順調すぎる展開ににんまりして、ある陽気な企みを思いついた。
彼女の小さい肩を腕で優しく抱いた。白い首とつややかな髪からは、甘い香水の匂いがただよってきた。少女は無反応だった。
しばらく動かずにいた彼女が顔を反らせてきたので、仕方なく腕を離した。振り返った彼女の茶色い目は驚きに大きく見開かれて、瞳のおくには体をびくつかせた僕の姿が映る。彼女は顔をだんだんと赤くして叫んだ。
「や、や、やめろーーっ」
鳩たちは豆鉄砲をくらったかのように慌てて飛びたっていった。理性を取り戻したぼくは、即座に土下座を決め込んだ。直立から土下座が完成するまでの動作は1秒を満たない。この瞬時の行為は人間の意識からではなく、動物の反射速度と言うべきだ。全く動物的な臆病さが彼をコンマ単位の速度を有する究極の土下座へ駆り立てたのだった。彼女は震えながら言った。
「頭を上げて顔をみ、見せるのですっ」
恐れ多くも地面から彼女の表情に目をやる。顔色から察するに怒りよりかは羞恥心に近く、眉の位置から察するに恐怖というよりは単なる驚きがみてとれた。
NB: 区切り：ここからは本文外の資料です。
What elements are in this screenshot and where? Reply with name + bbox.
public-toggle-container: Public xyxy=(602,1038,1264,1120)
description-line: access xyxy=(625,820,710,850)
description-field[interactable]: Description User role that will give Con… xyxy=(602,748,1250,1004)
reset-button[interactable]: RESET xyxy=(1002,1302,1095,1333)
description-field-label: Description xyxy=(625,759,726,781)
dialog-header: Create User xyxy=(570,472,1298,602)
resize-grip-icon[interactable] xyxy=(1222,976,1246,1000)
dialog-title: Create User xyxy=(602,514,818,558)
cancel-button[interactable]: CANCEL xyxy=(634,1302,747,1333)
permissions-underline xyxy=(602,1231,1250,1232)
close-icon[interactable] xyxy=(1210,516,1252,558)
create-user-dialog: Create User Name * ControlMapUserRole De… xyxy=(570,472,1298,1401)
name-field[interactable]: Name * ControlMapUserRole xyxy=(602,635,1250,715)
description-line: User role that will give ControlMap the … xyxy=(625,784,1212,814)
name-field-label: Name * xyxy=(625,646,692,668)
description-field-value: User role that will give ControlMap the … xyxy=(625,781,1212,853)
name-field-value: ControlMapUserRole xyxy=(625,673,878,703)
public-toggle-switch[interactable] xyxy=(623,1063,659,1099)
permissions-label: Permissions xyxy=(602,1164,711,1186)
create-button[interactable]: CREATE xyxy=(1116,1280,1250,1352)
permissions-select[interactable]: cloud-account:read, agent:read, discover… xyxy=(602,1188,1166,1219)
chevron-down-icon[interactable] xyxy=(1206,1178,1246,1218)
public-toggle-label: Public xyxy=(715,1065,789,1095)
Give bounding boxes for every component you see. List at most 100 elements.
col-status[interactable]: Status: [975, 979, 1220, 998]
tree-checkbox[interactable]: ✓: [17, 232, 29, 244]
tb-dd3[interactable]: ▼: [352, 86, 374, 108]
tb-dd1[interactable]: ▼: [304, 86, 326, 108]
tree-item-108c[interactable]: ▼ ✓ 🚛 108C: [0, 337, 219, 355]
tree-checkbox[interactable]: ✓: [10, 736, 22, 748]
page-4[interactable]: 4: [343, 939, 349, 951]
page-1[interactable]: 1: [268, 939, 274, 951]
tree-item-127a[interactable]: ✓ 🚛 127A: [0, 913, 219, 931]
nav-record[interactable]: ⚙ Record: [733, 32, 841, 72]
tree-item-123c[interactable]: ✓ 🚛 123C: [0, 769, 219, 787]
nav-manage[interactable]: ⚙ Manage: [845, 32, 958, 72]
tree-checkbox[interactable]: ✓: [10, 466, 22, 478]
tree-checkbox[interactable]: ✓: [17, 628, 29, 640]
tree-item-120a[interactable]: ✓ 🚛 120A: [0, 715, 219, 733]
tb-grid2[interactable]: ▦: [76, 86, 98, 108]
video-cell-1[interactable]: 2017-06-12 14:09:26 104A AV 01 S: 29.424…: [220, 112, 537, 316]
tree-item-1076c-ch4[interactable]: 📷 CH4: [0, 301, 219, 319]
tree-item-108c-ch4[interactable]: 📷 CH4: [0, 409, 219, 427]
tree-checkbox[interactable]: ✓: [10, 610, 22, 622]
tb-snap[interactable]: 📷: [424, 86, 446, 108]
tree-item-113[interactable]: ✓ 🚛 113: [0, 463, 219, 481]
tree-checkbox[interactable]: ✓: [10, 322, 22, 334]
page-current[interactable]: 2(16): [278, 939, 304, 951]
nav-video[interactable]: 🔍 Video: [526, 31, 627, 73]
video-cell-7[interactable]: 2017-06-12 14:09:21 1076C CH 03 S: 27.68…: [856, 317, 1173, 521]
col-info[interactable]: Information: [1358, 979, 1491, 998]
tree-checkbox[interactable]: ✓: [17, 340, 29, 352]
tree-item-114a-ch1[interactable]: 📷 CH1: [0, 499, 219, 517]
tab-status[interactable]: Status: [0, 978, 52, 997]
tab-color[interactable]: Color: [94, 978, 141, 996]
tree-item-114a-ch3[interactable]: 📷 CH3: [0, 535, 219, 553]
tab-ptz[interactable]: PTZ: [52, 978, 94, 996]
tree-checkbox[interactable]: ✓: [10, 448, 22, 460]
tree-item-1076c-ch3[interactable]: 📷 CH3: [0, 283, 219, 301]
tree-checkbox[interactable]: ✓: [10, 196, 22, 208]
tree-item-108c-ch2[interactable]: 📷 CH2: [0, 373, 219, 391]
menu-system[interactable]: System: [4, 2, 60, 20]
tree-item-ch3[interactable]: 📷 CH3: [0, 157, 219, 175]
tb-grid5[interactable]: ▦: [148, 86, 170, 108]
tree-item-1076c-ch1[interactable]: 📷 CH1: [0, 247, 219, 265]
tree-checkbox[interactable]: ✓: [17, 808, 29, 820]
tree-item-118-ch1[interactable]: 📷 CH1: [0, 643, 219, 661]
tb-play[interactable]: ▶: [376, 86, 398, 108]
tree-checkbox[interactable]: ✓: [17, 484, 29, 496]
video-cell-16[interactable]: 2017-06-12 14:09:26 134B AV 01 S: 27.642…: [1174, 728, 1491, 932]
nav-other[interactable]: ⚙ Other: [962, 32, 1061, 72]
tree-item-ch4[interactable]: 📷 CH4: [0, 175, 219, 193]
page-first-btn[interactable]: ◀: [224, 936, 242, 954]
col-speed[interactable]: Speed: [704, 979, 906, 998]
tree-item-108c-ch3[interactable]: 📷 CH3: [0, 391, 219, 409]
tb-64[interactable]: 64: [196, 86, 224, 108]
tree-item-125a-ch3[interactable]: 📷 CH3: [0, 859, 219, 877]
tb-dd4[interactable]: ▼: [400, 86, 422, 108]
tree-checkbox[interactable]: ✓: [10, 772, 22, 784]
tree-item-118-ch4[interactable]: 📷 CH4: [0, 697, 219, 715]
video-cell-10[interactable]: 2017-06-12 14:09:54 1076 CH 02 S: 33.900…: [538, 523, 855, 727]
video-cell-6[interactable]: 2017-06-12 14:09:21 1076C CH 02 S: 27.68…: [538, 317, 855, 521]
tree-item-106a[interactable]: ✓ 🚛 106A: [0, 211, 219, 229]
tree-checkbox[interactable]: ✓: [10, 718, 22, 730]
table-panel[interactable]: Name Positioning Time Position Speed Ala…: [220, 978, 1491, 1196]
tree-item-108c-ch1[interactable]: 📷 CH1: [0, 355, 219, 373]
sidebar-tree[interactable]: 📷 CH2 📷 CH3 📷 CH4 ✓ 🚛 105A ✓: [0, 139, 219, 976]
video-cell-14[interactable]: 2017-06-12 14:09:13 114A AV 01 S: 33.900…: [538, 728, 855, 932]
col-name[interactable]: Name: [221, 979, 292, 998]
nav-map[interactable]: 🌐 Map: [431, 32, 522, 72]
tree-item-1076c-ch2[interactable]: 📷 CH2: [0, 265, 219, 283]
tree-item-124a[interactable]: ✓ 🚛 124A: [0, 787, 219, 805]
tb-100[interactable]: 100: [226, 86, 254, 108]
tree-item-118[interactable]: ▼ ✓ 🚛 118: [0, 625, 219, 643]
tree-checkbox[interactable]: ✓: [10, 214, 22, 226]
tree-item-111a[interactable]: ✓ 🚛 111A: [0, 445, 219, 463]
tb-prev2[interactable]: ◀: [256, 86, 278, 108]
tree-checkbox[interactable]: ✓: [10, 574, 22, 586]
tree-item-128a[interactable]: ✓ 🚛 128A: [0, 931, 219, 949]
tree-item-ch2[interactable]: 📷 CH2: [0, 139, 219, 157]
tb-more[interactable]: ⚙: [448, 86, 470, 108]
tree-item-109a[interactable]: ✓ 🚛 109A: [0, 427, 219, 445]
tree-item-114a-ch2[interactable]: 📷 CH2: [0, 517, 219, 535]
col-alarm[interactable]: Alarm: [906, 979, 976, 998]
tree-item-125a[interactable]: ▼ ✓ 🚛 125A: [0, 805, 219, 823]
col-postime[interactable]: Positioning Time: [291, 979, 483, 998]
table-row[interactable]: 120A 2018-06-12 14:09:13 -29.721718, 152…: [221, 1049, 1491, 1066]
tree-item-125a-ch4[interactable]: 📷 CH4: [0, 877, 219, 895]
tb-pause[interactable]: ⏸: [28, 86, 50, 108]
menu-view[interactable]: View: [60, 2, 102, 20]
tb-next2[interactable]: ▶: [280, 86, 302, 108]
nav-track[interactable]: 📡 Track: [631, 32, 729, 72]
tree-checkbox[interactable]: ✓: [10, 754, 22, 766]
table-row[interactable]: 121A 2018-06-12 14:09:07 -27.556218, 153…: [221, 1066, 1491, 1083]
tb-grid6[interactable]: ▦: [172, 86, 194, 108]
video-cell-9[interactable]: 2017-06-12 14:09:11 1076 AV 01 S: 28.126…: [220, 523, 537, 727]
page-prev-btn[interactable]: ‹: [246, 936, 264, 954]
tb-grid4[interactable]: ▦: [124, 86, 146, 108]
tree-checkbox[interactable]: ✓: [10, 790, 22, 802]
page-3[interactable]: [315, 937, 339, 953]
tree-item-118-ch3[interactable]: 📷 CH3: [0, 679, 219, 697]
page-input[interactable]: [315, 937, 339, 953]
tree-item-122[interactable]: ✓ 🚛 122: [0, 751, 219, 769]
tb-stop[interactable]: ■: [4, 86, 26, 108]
「なぜ私に抱きついてきたの?!!とりあえず、名前を教えてもらいます!警察に行くから」
「やめてください、お願いします。僕は変態ではありません!」
必死に嘆願する僕をみた彼女は、なぜか忍び笑いをもらした。目に涙さえ浮かべて。
「田崎くんだよね、ごめん、揶揄ったりして。あんまり面白いからつい悪ふざけが過ぎたよ。田崎くんが驚かせに来てくれたってことだけはなんとなくわかった。だから仕返しとして警察という言葉をだしました……ふふ」
「よかった、君じゃなく警察官に抱きしめられるところだったよ。いやなんでもない。………待てよ、この日を想起し直せば捕まったとしてもやり直せるんじゃないか」
「どうしたの、そうき?」
膝のほこりをはたいて立ち上がると、平然の顔を取り戻した。
「なんでもない。ところでさ、僕が未来人だと言えば信じるかい」
「変態だとは信じちゃうかな?」
「ごめんってば!……嫌だった?」
そう言われた彼女は、頬にかかる髪をそっと抑えて、手櫛でもてあそびながらつぶやいた。
「別に嫌だとは思わなかった……。大好きな人にぎゅってされたみたいで嬉しかった……」
「なにか言った?やっぱり僕が未来から来たと言っても信じないよね」
「なにも言ってないよ!えと、田崎くんは未来人って言いたいの?」
「ああ、君がぼくの名前を知ってることが証拠さ。鳩を飛ばさない約束をしたこと覚えてないかな」
「ごめん、覚えてないみたい。もしかして田崎くんはオカルト好きのオカルティックボーイだったり?」
「オカルトじゃない、じ・じ・つ!そうだ、君の名前はゆい!オカルトで名前は当てれない。未来人なら君の名前を知っている!キラーン!!」
「私の名前……。でもその論理からすると、私が田崎って名前を知っているのは、私も未来人だからってことになるよ」
「君も未来から来たんだ。この世界の外、現実の世界からね。その現実に戻るには君との記憶を取り戻していかなくてはならない。」
彼女は困惑するでもなく、この非現実を楽しんでいるみたいだ。表情は明るく輝いていた。